Once back, the talented group of players had begun to gel, rattling off seven wins to start the year on the way to a 24-8 finish. It’s not always easy to set aside personal issues that can derail potential, but Sneads managed to do so.

“I tell my players, parents, managers, injured players, coaches, your negative energy can sabotage the success of this program,” Roberts said. “I believe that fully. I believe everybody– the fans– has a responsibility to bring positive energy to the gym. When that happens, I believe great things happen. That’s exactly what happened to Sneads this year. We made school history.”

Roberts is philosophical when it comes to coaching, continually emphasizing the process over the result.

“Stay within each point, within each set, within each match,” she said. “That was our focus. Even when we got to the state championship match, we tried to maintain that thought process. I talk a lot about the psychology involved, and I think that’s such a huge part of the game today.”

The Pirates stayed consistent with the message and were handsomely rewarded for it. The result was staggering, receiving an outpouring of admiration from a close-knit community, which welcomed a dash of hope in its daily life.

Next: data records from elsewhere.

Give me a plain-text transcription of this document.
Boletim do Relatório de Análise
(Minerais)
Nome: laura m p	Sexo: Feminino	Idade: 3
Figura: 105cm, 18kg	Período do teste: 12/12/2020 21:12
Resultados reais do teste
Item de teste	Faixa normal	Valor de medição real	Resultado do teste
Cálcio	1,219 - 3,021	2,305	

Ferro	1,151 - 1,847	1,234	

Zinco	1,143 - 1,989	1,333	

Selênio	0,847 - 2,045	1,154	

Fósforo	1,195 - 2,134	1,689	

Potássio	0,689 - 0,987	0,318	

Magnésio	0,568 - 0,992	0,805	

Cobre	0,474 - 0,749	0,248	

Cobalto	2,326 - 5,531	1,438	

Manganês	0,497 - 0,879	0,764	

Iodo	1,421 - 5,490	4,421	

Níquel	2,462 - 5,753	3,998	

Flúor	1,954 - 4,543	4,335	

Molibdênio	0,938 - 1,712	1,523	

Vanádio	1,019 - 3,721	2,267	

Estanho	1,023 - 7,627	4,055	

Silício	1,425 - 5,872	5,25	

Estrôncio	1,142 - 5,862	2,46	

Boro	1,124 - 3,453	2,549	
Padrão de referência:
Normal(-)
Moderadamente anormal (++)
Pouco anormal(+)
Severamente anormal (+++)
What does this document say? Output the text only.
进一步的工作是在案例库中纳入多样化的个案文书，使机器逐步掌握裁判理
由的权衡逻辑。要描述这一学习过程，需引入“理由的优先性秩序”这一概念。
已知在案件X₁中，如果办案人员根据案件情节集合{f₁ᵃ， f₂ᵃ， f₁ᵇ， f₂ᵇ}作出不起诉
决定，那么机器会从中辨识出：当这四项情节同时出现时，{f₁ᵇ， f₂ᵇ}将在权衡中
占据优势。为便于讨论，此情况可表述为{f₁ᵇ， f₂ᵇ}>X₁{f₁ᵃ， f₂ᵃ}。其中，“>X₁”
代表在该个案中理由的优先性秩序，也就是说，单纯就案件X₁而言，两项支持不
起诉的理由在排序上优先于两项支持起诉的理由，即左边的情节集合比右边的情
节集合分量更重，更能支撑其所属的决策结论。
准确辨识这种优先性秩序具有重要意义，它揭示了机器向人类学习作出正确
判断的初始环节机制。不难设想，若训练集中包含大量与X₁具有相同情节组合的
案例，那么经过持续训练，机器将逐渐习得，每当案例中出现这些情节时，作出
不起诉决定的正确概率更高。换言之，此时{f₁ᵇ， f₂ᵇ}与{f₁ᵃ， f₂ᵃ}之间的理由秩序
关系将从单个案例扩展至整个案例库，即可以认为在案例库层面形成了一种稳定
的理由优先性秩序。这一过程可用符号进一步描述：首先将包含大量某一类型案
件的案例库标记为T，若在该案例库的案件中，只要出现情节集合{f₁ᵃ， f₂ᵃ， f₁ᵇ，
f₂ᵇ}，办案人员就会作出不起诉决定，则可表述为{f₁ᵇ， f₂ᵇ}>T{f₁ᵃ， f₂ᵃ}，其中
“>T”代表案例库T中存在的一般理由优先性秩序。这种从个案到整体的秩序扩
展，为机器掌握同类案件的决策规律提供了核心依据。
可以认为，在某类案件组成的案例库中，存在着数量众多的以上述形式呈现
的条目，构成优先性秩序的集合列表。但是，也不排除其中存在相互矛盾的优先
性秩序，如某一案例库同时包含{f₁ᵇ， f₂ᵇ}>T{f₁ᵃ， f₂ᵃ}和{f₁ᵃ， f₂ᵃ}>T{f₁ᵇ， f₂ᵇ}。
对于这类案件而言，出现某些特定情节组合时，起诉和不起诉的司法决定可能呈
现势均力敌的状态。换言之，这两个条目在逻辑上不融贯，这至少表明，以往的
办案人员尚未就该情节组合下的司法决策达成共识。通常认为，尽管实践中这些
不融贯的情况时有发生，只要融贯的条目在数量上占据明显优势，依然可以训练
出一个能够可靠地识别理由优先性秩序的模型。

When the last ball hit the floor against Baker, securing point No. 25, the final point to win on the season, the elation from Roberts and her players started a slow drip that still continues.

“I’ve been working 23 years to try to win the last game of the season,” Roberts said. “One thing about athletics is most everybody’s last game is a loss. Only a few end their season with a win. I never got to do that until this season, and it is an extraordinary feeling.”